The average price paid by hospitals for drug-eluting stents fell 6% over the past year as hospitals continue to push back on the prices of physician preference items, according to the Modern Healthcare/ECRI Institute Technology Price Index.
The average price for a drug-eluting stent is $1,340, said Amanda McShea, a manager for ECRI's PriceGuide service.
What hospitals pay for a stent varies widely, due to differences in a hospital's product negotiations. Also, the common disclosure clauses included in product contracts prevent some hospitals from sharing pricing. Hospitals pay anywhere from $1,000 to $2,750 for a drug-eluting stent, based on ECRI data.
Medical supplies make up a hospital's second-largest expense, after labor. As healthcare providers look for ways to reduce costs to offset declining reimbursement rates and lower patient volume, they have looked for ways to cut the costs of clinical and nonclinical spending categories. This includes physician preference items, such as pacemakers, hip implants or drug-eluting stents, which usually are the most expensive medical supplies that a hospital buys.
“Pricing for drug-eluting stents has slowly declined over the years,” McShea said. “The technologies are very similar and the three manufacturers are very competitive with their pricing.”

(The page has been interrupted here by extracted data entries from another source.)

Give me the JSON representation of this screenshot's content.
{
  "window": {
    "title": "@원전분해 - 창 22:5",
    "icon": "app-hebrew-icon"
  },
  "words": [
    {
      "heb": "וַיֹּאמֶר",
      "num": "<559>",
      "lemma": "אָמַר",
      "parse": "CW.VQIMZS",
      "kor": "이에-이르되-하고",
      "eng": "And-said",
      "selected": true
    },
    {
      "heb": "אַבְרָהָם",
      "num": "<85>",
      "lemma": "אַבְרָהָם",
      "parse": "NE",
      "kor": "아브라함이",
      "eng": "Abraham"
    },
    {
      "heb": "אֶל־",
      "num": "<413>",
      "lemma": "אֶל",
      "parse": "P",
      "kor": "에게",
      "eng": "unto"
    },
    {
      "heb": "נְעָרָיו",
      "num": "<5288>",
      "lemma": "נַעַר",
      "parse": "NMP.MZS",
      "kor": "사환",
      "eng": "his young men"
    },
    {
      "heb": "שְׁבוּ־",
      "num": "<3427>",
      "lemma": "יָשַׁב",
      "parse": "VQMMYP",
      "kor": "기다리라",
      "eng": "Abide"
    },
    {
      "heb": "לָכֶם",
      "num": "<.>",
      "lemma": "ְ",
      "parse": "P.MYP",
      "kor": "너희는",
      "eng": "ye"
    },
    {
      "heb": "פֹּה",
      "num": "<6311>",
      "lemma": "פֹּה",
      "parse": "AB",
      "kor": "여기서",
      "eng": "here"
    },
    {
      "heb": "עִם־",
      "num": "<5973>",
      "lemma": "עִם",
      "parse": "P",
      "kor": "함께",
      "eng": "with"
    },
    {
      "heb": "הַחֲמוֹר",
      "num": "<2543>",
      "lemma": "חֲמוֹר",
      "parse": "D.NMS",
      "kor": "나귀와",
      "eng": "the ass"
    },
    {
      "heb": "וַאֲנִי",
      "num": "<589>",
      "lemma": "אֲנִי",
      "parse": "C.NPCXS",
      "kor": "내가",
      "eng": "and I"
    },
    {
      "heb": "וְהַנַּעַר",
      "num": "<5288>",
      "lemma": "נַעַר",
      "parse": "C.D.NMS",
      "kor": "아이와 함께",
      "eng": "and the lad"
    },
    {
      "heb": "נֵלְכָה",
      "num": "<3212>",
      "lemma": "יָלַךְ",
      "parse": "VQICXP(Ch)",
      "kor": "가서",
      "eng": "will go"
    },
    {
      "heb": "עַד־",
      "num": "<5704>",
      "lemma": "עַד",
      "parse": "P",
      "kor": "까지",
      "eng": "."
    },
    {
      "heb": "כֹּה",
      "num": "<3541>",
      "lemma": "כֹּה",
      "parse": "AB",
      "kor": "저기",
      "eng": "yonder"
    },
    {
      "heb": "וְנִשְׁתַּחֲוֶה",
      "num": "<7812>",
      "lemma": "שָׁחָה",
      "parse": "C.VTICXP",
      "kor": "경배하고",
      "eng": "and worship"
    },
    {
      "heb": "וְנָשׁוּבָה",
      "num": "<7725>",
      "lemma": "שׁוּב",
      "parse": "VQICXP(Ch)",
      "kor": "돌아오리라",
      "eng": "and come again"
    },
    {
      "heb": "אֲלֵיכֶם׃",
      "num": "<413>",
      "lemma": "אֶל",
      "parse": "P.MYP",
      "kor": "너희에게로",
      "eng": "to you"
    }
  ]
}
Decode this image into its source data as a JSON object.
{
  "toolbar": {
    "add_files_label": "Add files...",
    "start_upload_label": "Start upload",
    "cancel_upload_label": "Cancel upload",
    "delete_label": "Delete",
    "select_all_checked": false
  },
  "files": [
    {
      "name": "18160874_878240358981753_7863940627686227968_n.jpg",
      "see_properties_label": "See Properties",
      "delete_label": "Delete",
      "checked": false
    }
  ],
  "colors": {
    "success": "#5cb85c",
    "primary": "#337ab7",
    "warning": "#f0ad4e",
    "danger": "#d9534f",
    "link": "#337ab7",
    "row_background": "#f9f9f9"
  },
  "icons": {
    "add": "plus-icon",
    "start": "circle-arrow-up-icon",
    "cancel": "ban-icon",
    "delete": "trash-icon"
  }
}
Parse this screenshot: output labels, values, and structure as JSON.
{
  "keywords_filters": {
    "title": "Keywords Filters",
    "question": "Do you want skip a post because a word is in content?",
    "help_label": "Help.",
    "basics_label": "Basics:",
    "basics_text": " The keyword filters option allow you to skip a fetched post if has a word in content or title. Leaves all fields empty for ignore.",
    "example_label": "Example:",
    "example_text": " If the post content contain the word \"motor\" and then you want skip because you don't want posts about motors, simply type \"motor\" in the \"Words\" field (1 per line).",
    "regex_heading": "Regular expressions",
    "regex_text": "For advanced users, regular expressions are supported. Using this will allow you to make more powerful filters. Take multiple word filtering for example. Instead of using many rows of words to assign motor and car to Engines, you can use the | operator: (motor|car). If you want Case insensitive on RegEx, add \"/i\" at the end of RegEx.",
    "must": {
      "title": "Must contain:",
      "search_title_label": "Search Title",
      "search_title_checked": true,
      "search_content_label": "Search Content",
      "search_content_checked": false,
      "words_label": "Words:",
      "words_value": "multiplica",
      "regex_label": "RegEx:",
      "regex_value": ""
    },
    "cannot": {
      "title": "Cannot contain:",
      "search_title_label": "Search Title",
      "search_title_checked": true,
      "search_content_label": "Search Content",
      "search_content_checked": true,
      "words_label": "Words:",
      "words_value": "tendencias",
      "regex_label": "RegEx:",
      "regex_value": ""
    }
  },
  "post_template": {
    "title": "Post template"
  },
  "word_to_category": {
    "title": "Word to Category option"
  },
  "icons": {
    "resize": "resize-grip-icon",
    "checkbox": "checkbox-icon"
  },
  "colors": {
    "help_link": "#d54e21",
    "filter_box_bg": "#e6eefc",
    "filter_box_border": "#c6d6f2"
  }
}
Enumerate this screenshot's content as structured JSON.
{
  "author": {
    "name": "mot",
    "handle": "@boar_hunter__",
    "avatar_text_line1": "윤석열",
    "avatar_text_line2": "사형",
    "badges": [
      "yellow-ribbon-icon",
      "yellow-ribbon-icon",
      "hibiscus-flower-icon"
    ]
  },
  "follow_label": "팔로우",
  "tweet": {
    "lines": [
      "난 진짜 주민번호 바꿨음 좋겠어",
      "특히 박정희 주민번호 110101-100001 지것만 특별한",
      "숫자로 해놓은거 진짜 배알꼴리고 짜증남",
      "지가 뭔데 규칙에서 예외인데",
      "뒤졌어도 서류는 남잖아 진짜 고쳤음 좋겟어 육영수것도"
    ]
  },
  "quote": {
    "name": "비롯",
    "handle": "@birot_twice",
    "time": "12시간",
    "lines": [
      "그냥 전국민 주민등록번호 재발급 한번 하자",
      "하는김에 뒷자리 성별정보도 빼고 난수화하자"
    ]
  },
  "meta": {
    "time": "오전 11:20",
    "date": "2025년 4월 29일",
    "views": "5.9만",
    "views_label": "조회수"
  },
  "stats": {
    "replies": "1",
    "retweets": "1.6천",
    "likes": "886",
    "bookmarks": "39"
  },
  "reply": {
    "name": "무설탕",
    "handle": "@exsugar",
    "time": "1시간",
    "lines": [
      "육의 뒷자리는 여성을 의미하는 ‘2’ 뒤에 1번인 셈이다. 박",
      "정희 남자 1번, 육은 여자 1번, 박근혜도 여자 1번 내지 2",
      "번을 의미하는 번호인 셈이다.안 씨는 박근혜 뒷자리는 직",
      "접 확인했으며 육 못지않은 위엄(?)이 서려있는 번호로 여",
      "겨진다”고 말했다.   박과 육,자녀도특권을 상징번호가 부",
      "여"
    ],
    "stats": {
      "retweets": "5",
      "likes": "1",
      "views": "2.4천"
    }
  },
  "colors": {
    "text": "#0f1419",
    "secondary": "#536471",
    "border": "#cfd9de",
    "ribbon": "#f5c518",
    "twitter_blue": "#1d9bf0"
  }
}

Abbott Laboratories, Boston Scientific Corp., and Medtronic sell drug-eluting stents in the U.S., with market share split fairly evenly between the three companies, although Abbott is considered the market leader for both drug-eluting and bare metal stents.
Cordis, a subsidiary of Johnson & Johnson, was the first manufacturer to receive approval for a drug-eluting stent in 2003 but later exited the market in 2011. The U.S. market for both stents was about $2.05 billion in 2011.
There are several ways that hospitals have tried to reduce the costs of stents and other physician preference items. One way is for a hospital to commit most, if not all, of its spending in a clinical category to one manufacturer to yield better pricing. Few hospitals have been able to commit all purchasing for one product to a single manufacturer, in part because surgeons often develop product preferences during their residencies and there can be clinical differences in some products.
About 85% of the hospitals that provide pricing information to ECRI buy drug-eluting stents from more than one manufacturer.
While drug-eluting stents generate more sales in the U.S. than bare metal stents, pricing is expected to continue to decline for these products. “Over the past three years, we've seen a continuous decline (in price),” McShea said.
The Modern Healthcare/ECRI Institute Technology Price Index looks at monthly and yearly price data for 30 supply and capital items purchased by hospitals and other healthcare providers, based on three-month rolling averages.